To keep IndexWriter open for the duration of a partitioned step, I thought to add IndexWriter
in ExecutionContext
of partitioner and then close in a StepExecutionListenerSupport
's afterStep(StepExecution stepExecution)
method.
Challenge that I am facing in this approach is that ExecutionContext
needs Objects to be serializable.
In light of these two questions, Q1, Q2 -- it doesn't seem feasible because I can't add a no - arg constructor in my custom writer because IndexWriter
doesn't have any no - arg constructor.
public class CustomIndexWriter extends IndexWriter implements Serializable {
/*
private Directory d;
private IndexWriterConfig conf;
public CustomIndexWriter(){
super();
super(this.d, this.conf);
}
*/
public CustomIndexWriter(Directory d, IndexWriterConfig conf) throws IOException {
super(d, conf);
}
/**
*
*/
private static final long serialVersionUID = 1L;
private void readObject(ObjectInputStream input) throws IOException, ClassNotFoundException{
input.defaultReadObject();
}
private void writeObject(ObjectOutputStream output) throws IOException, ClassNotFoundException {
output.defaultWriteObject();
}
}
In above code, I can't add constructor shown as commented because no - arg constructor doesn't exist in Super class and can't access this
fields before super
.
Is there a way to achieve this?
You can always add a parameter-less constructor.
E.g:
public class CustomWriter extends IndexWriter implements Serializable {
private Directory lDirectory;
private IndexWriterConfig iwConfig;
public CustomWriter() {
super();
// Assign default values
this(new Directory("." + System.getProperty("path.separator")), new IndexWriterConfig());
}
public CustomWriter(Directory dir, IndexWriterConfig iwConf) {
lDirectory = dir;
iwConfig = iwConf;
}
public Directory getDirectory() { return lDirectory; }
public IndexWriterConfig getConfig() { return iwConfig; }
public void setDirectory(Directory dir) { lDirectory = dir; }
public void setConfig(IndexWriterConfig conf) { iwConfig = conf; }
// ...
}
EDIT:
Having taken a look at my own code (using Lucene.Net), the IndexWriter needs an analyzer, and a MaxFieldLength.

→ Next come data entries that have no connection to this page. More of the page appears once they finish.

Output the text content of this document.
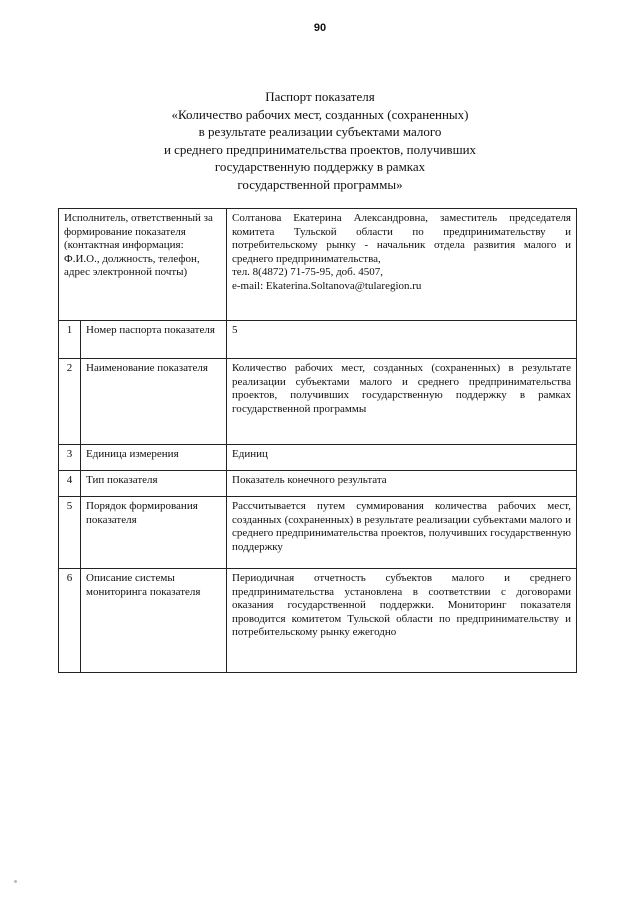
90
Паспорт показателя
«Количество рабочих мест, созданных (сохраненных)
в результате реализации субъектами малого
и среднего предпринимательства проектов, получивших
государственную поддержку в рамках
государственной программы»
Исполнитель, ответственный за формирование показателя (контактная информация: Ф.И.О., должность, телефон, адрес электронной почты)		Солтанова Екатерина Александровна, заместитель председателя комитета Тульской области по предпринимательству и потребительскому рынку - начальник отдела развития малого и среднего предпринимательства,
тел. 8(4872) 71-75-95, доб. 4507,
e-mail: Ekaterina.Soltanova@tularegion.ru

1	Номер паспорта показателя	5
2	Наименование показателя	Количество рабочих мест, созданных (сохраненных) в результате реализации субъектами малого и среднего предпринимательства проектов, получивших государственную поддержку в рамках государственной программы
3	Единица измерения	Единиц
4	Тип показателя	Показатель конечного результата
5	Порядок формирования показателя	Рассчитывается путем суммирования количества рабочих мест, созданных (сохраненных) в результате реализации субъектами малого и среднего предпринимательства проектов, получивших государственную поддержку
6	Описание системы мониторинга показателя	Периодичная отчетность субъектов малого и среднего предпринимательства установлена в соответствии с договорами оказания государственной поддержки. Мониторинг показателя проводится комитетом Тульской области по предпринимательству и потребительскому рынку ежегодно
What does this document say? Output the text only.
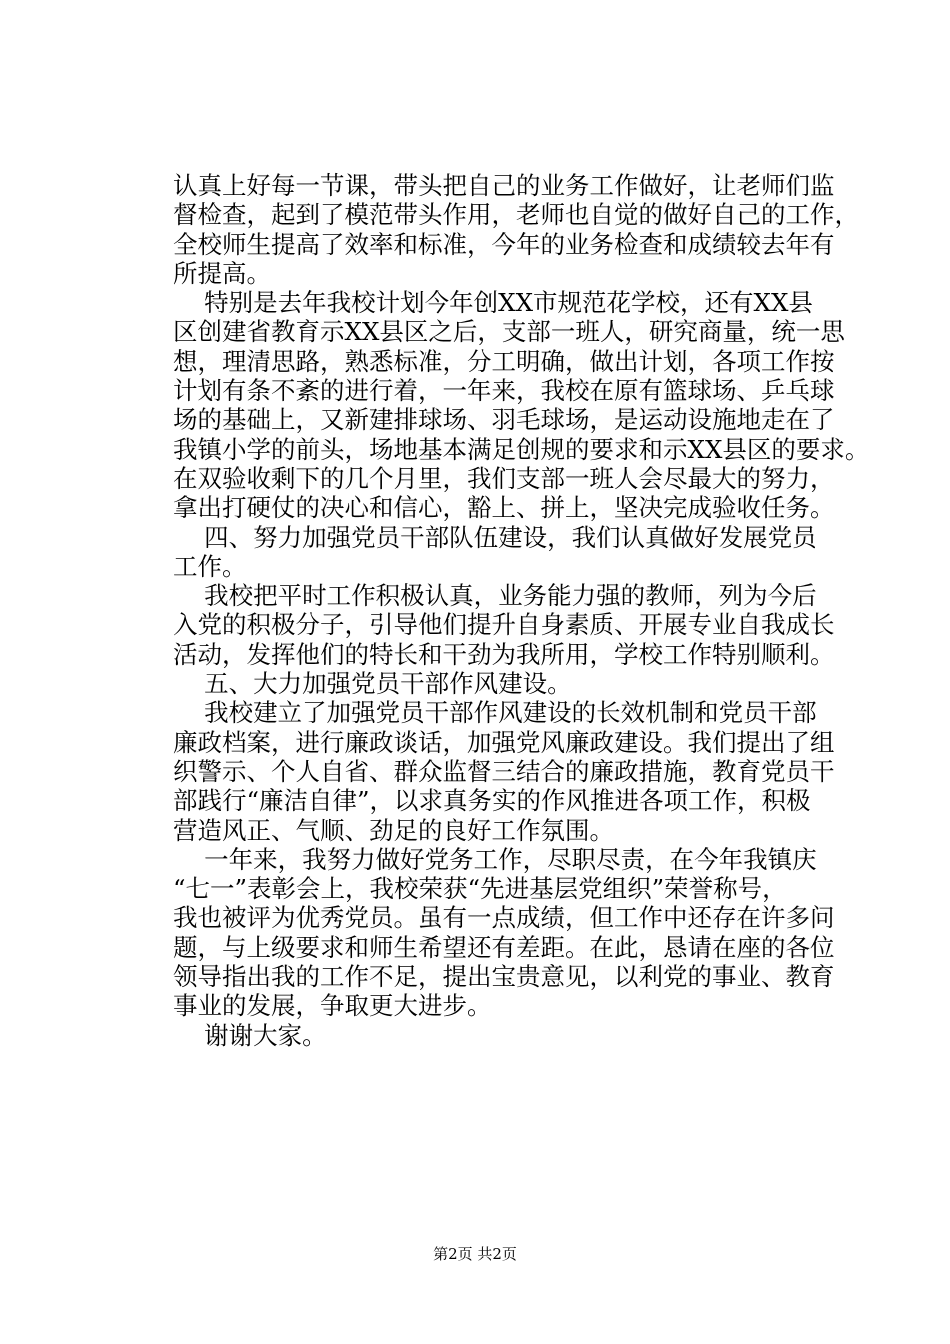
认真上好每一节课，带头把自己的业务工作做好，让老师们监
督检查，起到了模范带头作用，老师也自觉的做好自己的工作，
全校师生提高了效率和标准，今年的业务检查和成绩较去年有
所提高。
特别是去年我校计划今年创XX市规范花学校，还有XX县
区创建省教育示XX县区之后，支部一班人，研究商量，统一思
想，理清思路，熟悉标准，分工明确，做出计划，各项工作按
计划有条不紊的进行着，一年来，我校在原有篮球场、乒乓球
场的基础上，又新建排球场、羽毛球场，是运动设施地走在了
我镇小学的前头，场地基本满足创规的要求和示XX县区的要求。
在双验收剩下的几个月里，我们支部一班人会尽最大的努力，
拿出打硬仗的决心和信心，豁上、拼上，坚决完成验收任务。
四、努力加强党员干部队伍建设，我们认真做好发展党员
工作。
我校把平时工作积极认真，业务能力强的教师，列为今后
入党的积极分子，引导他们提升自身素质、开展专业自我成长
活动，发挥他们的特长和干劲为我所用，学校工作特别顺利。
五、大力加强党员干部作风建设。
我校建立了加强党员干部作风建设的长效机制和党员干部
廉政档案，进行廉政谈话，加强党风廉政建设。我们提出了组
织警示、个人自省、群众监督三结合的廉政措施，教育党员干
部践行“廉洁自律”，以求真务实的作风推进各项工作，积极
营造风正、气顺、劲足的良好工作氛围。
一年来，我努力做好党务工作，尽职尽责，在今年我镇庆
“七一”表彰会上，我校荣获“先进基层党组织”荣誉称号，
我也被评为优秀党员。虽有一点成绩，但工作中还存在许多问
题，与上级要求和师生希望还有差距。在此，恳请在座的各位
领导指出我的工作不足，提出宝贵意见，以利党的事业、教育
事业的发展，争取更大进步。
谢谢大家。
第2页 共2页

So the super-call would look something like this:
super(new Directory("." + System.getProperty("path.separator")), new StandardAnalyzer(), MaxFieldLength.UNLIMITED);
So adding these values as defaults should fix the issue. Maybe then add getter- and setter-methods for the analyzer and MaxFieldLength, so you have control over that at a later stage.
I am not sure how but this syntax works in Spring Batch and ExecutionContext
returns a non - null Object in StepExecutionListenerSupport
.
public class CustomIndexWriter implements Serializable {
private static final long serialVersionUID = 1L;
private transient IndexWriter luceneIndexWriter;
public CustomIndexWriter(IndexWriter luceneIndexWriter) {
this.luceneIndexWriter=luceneIndexWriter;
}
public IndexWriter getLuceneIndexWriter() {
return luceneIndexWriter;
}
public void setLuceneIndexWriter(IndexWriter luceneIndexWriter) {
this.luceneIndexWriter = luceneIndexWriter;
}
}
I put an instance of CustomIndexWriter
in step partitioner, partitioned step chunk works with writer by doing, getLuceneIndexWriter()
and then in StepExecutionListenerSupport
, I close this writer.
This way my spring batch partitioned step works with a single instance of Lucene Index Writer Object.
I was hoping that I will get a NullPointer if trying to perform operation on writer obtained by getLuceneIndexWriter()
but that doesn't happen ( despite it being transient
). I am not sure why this works but it does.
For Spring Batch job metadata, I am using in - memory repository and not db based repository. Not sure if this will continue to work once I start using db for metadata.